When assessing communication post-result, most participants were willing to share or had shared their results with family members. In some cases, sharing of results promoted a conversation about risk management and cancer prevention [14, 18]. Interestingly, when assessing SNP results, the level of risk received appeared to influence sharing of result, with those at high risk more likely to have done so when compared to those with low risk. Participants often reported the concept of ‘shared risk’ as a motivator for sharing results with family [14]. Similar findings have been reported with single-gene testing, with individuals more likely to share their results with family members if they received a positive result compared with uninformative or VUS results [33]. There are many reasons for this difference including a sense of responsibility toward relatives, a desire to prevent disease in relatives, and gain emotional support and advice [33]. This is a notable finding given that SNP-based risk is personalized and does not follow Mendelian inheritance, thus family risk cannot be inferred. Future studies should aim to explore people’s understanding of SNP results and family communication.

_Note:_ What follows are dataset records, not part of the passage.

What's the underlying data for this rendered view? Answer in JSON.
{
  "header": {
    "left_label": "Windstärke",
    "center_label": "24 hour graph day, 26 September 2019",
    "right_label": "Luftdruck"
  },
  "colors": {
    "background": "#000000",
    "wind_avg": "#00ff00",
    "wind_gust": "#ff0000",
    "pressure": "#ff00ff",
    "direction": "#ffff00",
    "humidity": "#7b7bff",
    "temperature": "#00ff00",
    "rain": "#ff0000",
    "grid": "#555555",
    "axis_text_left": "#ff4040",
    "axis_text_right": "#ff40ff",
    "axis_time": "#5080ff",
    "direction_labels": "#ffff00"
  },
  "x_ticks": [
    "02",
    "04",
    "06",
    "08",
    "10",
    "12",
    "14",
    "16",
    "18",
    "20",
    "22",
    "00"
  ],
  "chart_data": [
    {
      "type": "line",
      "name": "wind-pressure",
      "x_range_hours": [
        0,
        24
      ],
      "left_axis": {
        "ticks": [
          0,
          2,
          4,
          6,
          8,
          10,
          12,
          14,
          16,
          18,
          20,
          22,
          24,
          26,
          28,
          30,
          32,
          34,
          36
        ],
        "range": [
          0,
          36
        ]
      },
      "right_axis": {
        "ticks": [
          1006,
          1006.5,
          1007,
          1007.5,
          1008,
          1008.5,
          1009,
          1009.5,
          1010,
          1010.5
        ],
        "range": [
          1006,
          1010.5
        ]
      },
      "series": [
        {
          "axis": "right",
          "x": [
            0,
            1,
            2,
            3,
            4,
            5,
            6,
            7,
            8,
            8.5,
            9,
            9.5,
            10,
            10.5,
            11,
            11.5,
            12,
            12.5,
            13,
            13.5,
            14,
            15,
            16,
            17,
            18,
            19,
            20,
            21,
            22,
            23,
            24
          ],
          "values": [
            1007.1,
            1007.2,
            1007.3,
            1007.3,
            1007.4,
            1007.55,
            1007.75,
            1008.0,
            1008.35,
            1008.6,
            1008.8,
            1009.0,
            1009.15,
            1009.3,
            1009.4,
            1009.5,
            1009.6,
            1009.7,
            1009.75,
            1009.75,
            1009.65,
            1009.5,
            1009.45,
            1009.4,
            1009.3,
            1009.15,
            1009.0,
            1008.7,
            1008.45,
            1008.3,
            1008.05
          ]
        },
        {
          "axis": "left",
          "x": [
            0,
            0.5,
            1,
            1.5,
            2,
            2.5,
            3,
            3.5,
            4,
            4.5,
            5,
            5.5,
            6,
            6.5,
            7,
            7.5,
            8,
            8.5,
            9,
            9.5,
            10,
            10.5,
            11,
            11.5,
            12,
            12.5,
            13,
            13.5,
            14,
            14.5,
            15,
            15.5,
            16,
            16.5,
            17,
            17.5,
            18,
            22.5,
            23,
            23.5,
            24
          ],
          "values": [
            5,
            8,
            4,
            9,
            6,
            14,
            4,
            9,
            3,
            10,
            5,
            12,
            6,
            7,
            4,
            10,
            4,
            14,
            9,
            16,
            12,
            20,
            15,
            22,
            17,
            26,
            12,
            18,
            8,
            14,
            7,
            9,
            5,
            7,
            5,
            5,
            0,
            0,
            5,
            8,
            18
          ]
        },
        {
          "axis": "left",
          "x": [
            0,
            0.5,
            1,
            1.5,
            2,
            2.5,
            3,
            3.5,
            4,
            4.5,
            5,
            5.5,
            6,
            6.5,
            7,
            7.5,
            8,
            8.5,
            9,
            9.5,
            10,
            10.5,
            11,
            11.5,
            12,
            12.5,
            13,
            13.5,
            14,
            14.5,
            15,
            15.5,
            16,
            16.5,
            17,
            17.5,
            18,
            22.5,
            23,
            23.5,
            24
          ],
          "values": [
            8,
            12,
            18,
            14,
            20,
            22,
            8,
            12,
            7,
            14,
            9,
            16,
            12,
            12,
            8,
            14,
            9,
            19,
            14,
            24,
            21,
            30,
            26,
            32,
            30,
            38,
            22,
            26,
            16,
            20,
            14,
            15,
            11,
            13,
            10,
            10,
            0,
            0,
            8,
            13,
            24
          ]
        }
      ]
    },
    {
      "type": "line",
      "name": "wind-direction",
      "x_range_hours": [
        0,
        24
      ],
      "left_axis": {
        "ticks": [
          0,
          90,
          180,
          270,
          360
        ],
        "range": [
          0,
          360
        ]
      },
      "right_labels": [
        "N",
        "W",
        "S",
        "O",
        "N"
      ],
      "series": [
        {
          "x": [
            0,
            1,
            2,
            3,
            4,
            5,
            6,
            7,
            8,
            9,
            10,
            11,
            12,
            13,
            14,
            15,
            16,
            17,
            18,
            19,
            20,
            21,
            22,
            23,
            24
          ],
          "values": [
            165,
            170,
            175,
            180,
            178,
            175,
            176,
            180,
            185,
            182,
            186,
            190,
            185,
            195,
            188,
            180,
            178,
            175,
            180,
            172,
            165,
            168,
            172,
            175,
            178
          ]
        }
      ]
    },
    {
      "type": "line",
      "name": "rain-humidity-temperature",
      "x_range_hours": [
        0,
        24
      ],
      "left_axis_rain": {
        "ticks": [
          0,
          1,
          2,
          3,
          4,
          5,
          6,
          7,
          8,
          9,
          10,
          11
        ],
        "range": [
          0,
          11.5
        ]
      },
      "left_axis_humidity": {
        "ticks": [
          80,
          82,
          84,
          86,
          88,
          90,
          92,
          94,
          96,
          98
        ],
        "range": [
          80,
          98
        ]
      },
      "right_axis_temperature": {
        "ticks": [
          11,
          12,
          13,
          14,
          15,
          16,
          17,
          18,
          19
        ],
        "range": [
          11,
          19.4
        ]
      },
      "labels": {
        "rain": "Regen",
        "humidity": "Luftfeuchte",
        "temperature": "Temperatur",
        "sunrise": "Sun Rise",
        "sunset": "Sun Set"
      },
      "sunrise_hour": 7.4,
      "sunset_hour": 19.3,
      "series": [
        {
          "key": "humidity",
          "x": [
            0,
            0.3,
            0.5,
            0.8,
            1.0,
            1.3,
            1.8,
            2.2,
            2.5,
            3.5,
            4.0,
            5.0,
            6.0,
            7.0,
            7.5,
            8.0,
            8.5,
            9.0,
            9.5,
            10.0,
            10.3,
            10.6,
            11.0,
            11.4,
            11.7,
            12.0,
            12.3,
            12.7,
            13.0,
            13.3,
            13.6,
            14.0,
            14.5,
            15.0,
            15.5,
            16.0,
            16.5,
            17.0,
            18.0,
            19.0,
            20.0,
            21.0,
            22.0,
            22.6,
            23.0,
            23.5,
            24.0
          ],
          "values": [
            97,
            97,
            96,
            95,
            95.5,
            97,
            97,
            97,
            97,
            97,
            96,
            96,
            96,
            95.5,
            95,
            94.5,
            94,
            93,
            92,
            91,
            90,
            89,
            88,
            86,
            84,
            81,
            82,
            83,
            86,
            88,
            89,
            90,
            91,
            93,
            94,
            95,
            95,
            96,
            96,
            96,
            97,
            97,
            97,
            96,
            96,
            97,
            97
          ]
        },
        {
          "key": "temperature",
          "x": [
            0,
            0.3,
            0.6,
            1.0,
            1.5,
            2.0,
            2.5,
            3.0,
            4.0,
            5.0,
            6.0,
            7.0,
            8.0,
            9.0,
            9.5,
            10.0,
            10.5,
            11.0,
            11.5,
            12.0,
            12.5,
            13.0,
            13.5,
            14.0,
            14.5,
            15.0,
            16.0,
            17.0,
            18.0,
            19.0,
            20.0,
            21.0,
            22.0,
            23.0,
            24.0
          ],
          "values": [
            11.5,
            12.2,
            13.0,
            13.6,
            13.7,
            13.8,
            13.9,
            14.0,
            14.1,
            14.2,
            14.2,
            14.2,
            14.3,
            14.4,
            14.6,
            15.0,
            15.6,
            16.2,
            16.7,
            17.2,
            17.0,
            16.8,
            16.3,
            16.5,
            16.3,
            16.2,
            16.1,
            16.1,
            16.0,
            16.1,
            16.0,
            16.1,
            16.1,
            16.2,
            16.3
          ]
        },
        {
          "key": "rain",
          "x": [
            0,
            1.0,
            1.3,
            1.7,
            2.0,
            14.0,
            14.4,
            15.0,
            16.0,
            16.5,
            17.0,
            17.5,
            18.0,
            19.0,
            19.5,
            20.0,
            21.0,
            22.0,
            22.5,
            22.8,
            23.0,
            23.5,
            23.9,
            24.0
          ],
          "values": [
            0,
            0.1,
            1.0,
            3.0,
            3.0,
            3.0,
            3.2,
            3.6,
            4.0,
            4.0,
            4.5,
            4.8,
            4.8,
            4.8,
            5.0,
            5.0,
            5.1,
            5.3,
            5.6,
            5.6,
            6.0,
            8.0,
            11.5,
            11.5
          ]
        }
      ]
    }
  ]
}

As genomic testing is extended to the general population, it is expected that more people will have access to personalized risk management, which may include reduced screening [34]. Targeting screening to high-risk populations is likely to have significant benefits to health care as resources are allocated more efficiently and the burden of routine screening is reduced for those at the lowest risk. Previous studies with hypothetical designs have reported mixed responses to the proposed risk-based surveillance [35]. As well as initial support, participants reported some concerns including apprehension about being excluded from population screening programs and concern that low-risk result would lead to negative health behaviors [14]. Similar concerns were not consistently identified in this review. Although some studies reported that heightened risk perception remained even after a low-risk or when no pathogenic variant was identified [10,11,12, 18], there was also evidence of individuals seeing reduced access to treatment (due to low-risk) as a form of discrimination rather than an opportunity to avoid unnecessary interventions [19]. Another study found no negative health behavior for those at low-risk [13]. Together these highlight the significant influence of perceived risk on screening and treatment decisions. Risk perception is often shaped by lived experiences such as previous diagnosis or family history of cancer rather than genomic results received. If individuals do not accept evidence of reduced risk through genomic testing as a reason to reduce medical interventions, the hoped-for impact of genomic screening on clinical practice could be reduced. Clinicians should be aware of these challenges and ensure appropriate education and counseling is provided when implementing genomic testing.

Study limitations

Strengths of this review include the use of broad search terms to capture variable nomenclature and inclusion of various test types. This enabled a comprehensive review of genomic testing in cancer. However, our findings should be interpreted in light of the current limitations. Firstly, in the germline setting only three studies assessed panel testing and none assessed WES or WGS, thus there is limited data on the outcomes of such test. Furthermore, the variety of measures used, and the inclusion of non-validated measures limited the comparability of outcomes. Studies were biased towards Caucasian women with high education and socioeconomic status. Only English articles were included, therefore, the results of those within other languages are not captured. Finally, limited longitudinal data limited our ability to assess the long-term impact of genomic testing.